Dynamic Streaming Spectral Sparsification in Nearly Linear Time and Space

In this paper we consider the problem of computing spectral approximations to graphs in the single pass dynamic streaming model. We provide a linear sketching based solution that given a stream of edge insertions and deletions to a $n$-node undirected graph, uses $\tilde O(n)$ space, processes each update in $\tilde O(1)$ time, and with high probability recovers a spectral sparsifier in $\tilde O(n)$ time.
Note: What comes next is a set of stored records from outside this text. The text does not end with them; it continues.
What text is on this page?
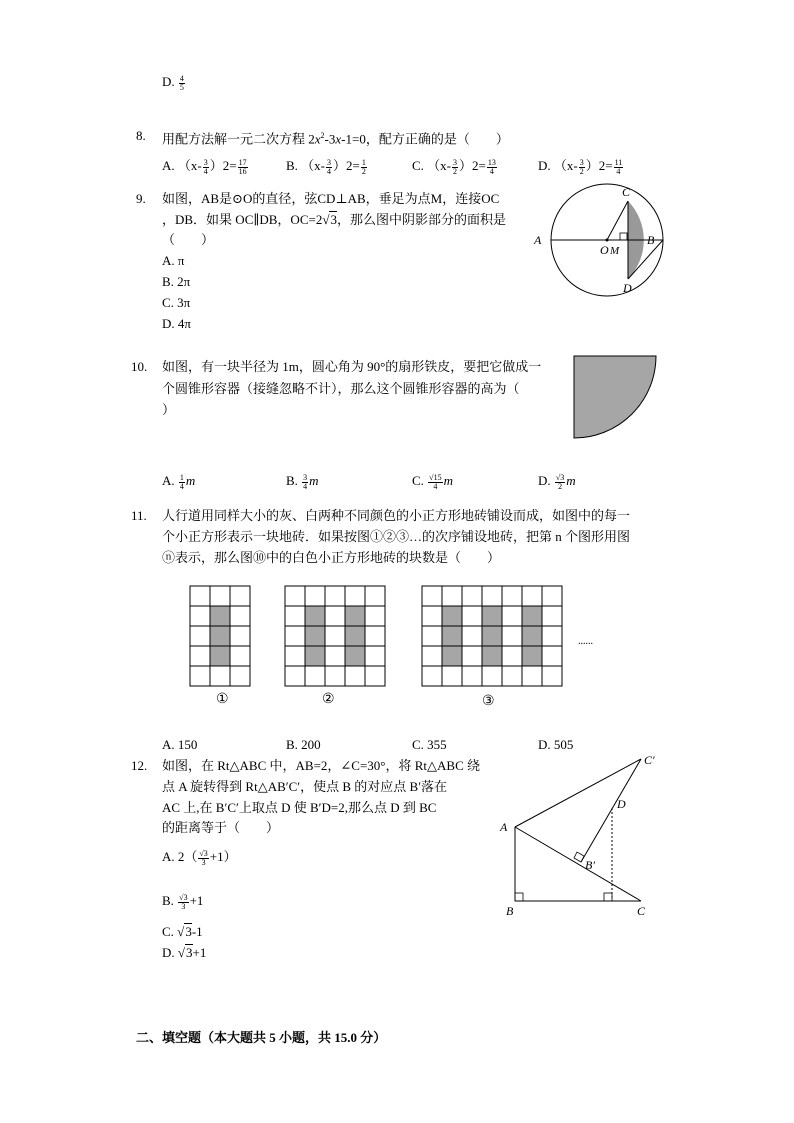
D. $\frac{4}{5}$
8. 用配方法解一元二次方程 $2x^2-3x-1=0$，配方正确的是（　　）
A. $(x- \frac{3}{4} )2= \frac{17}{16}$	B. $(x- \frac{3}{4} )2= \frac{1}{2}$	C. $(x- \frac{3}{2} )2= \frac{13}{4}$	D. $(x- \frac{3}{2} )2= \frac{11}{4}$
9. 如图，AB是⊙O的直径，弦CD⊥AB，垂足为点M，连接OC
，DB．如果 OC∥DB，OC=2√3，那么图中阴影部分的面积是
（　　）
A. π
B. 2π
C. 3π
D. 4π
A
O M
B
C
D
10. 如图，有一块半径为 1m，圆心角为 90°的扇形铁皮，要把它做成一
个圆锥形容器（接缝忽略不计），那么这个圆锥形容器的高为（
）
A. $\frac{1}{4}$ m	B. $\frac{3}{4}$ m	C. $\frac{√15}{4}$ m	D. $\frac{√3}{2}$ m
11. 人行道用同样大小的灰、白两种不同颜色的小正方形地砖铺设而成，如图中的每一
个小正方形表示一块地砖．如果按图①②③…的次序铺设地砖，把第 n 个图形用图
ⓝ表示，那么图⑩中的白色小正方形地砖的块数是（　　）
......
①	②	③
A. 150	B. 200	C. 355	D. 505
12. 如图，在 Rt△ABC 中，AB=2，∠C=30°，将 Rt△ABC 绕
点 A 旋转得到 Rt△AB′C′，使点 B 的对应点 B′落在
AC 上,在 B′C′上取点 D 使 B′D=2,那么点 D 到 BC
的距离等于（　　）
A. $2( \frac{√3}{3} +1)$
B. $\frac{√3}{3} +1$
C. √3-1
D. √3+1
A
B	C
C′
B′
D
二、填空题（本大题共 5 小题，共 15.0 分）
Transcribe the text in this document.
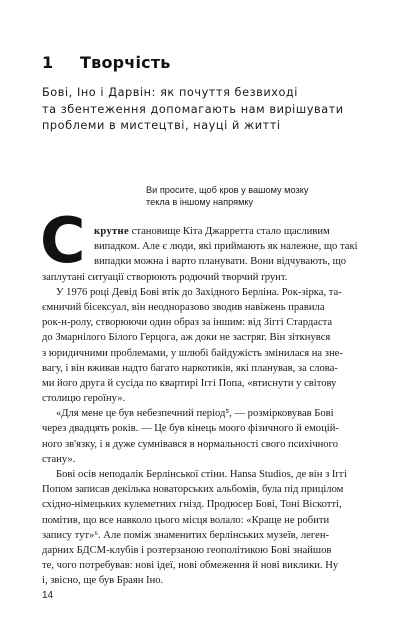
1 Творчість
Бові, Іно і Дарвін: як почуття безвиході
та збентеження допомагають нам вирішувати
проблеми в мистецтві, науці й житті
Ви просите, щоб кров у вашому мозку
текла в іншому напрямку
С крутне становище Кіта Джарретта стало щасливим
випадком. Але є люди, які приймають як належне, що такі
випадки можна і варто планувати. Вони відчувають, що
заплутані ситуації створюють родючий творчий ґрунт.
У 1976 році Девід Бові втік до Західного Берліна. Рок-зірка, та-
ємничий бісексуал, він неодноразово зводив навіжень правила
рок-н-ролу, створюючи один образ за іншим: від Зіггі Стардаста
до Змарнілого Білого Герцога, аж доки не застряг. Він зіткнувся
з юридичними проблемами, у шлюбі байдужість змінилася на зне-
вагу, і він вживав надто багато наркотиків, які планував, за слова-
ми його друга й сусіда по квартирі Іггі Попа, «втиснути у світову
столицю героїну».
«Для мене це був небезпечний період⁵, — розмірковував Бові
через двадцять років. — Це був кінець моого фізичного й емоцій-
ного зв'язку, і я дуже сумнівався в нормальності свого психічного
стану».
Бові осів неподалік Берлінської стіни. Hansa Studios, де він з Іггі
Попом записав декілька новаторських альбомів, була під прицілом
східно-німецьких кулеметних гнізд. Продюсер Бові, Тоні Віскотті,
помітив, що все навколо цього місця волало: «Краще не робити
запису тут»⁶. Але поміж знаменитих берлінських музеїв, леген-
дарних БДСМ-клубів і розтерзаною геополітикою Бові знайшов
те, чого потребував: нові ідеї, нові обмеження й нові виклики. Ну
і, звісно, ще був Браян Іно.
14
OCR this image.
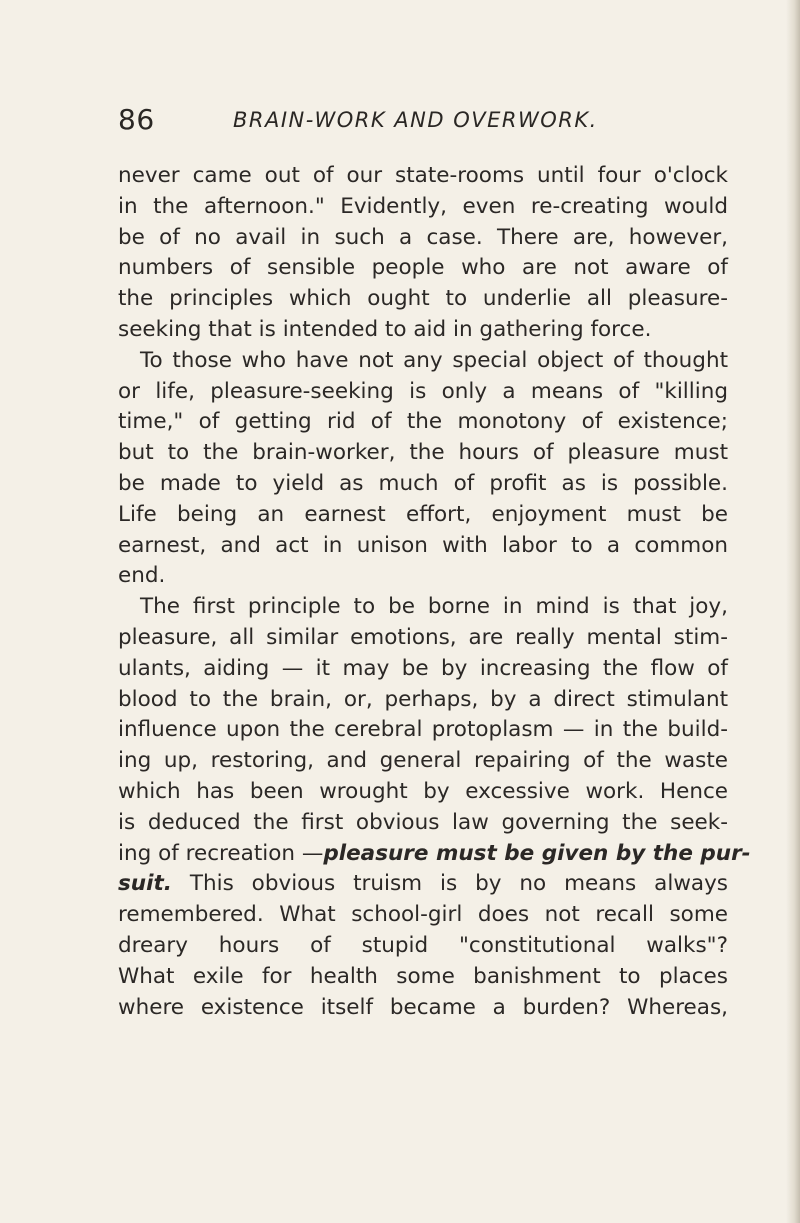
86	BRAIN-WORK AND OVERWORK.
never came out of our state-rooms until four o'clock
in the afternoon." Evidently, even re-creating would
be of no avail in such a case. There are, however,
numbers of sensible people who are not aware of
the principles which ought to underlie all pleasure-
seeking that is intended to aid in gathering force.
To those who have not any special object of thought
or life, pleasure-seeking is only a means of "killing
time," of getting rid of the monotony of existence;
but to the brain-worker, the hours of pleasure must
be made to yield as much of profit as is possible.
Life being an earnest effort, enjoyment must be
earnest, and act in unison with labor to a common
end.
The first principle to be borne in mind is that joy,
pleasure, all similar emotions, are really mental stim-
ulants, aiding — it may be by increasing the flow of
blood to the brain, or, perhaps, by a direct stimulant
influence upon the cerebral protoplasm — in the build-
ing up, restoring, and general repairing of the waste
which has been wrought by excessive work. Hence
is deduced the first obvious law governing the seek-
ing of recreation —pleasure must be given by the pur-
suit. This obvious truism is by no means always
remembered. What school-girl does not recall some
dreary hours of stupid "constitutional walks"?
What exile for health some banishment to places
where existence itself became a burden? Whereas,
Prior to our work, state of the art results either used near optimal $\tilde O(n)$ space complexity, but brute-force $\Omega(n^2)$ recovery time [Kapralov et al.'14], or with subquadratic runtime, but polynomially suboptimal space complexity [Ahn et al.'14, Kapralov et al.'19]. Our main technical contribution is a novel method for `bucketing' vertices of the input graph into clusters that allows fast recovery of edges of sufficiently large effective resistance. Our algorithm first buckets vertices of the graph by performing ball-carving using (an approximation to) its effective resistance metric, and then recovers the high effective resistance edges from a sketched version of an electrical flow between vertices in a bucket, taking nearly linear time in the number of vertices overall. This process is performed at different geometric scales to recover a sample of edges with probabilities proportional to effective resistances and obtain an actual sparsifier of the input graph. This work provides both the first efficient $\ell_2$-sparse recovery algorithm for graphs and new primitives for manipulating the effective resistance embedding of a graph, both of which we hope have further applications.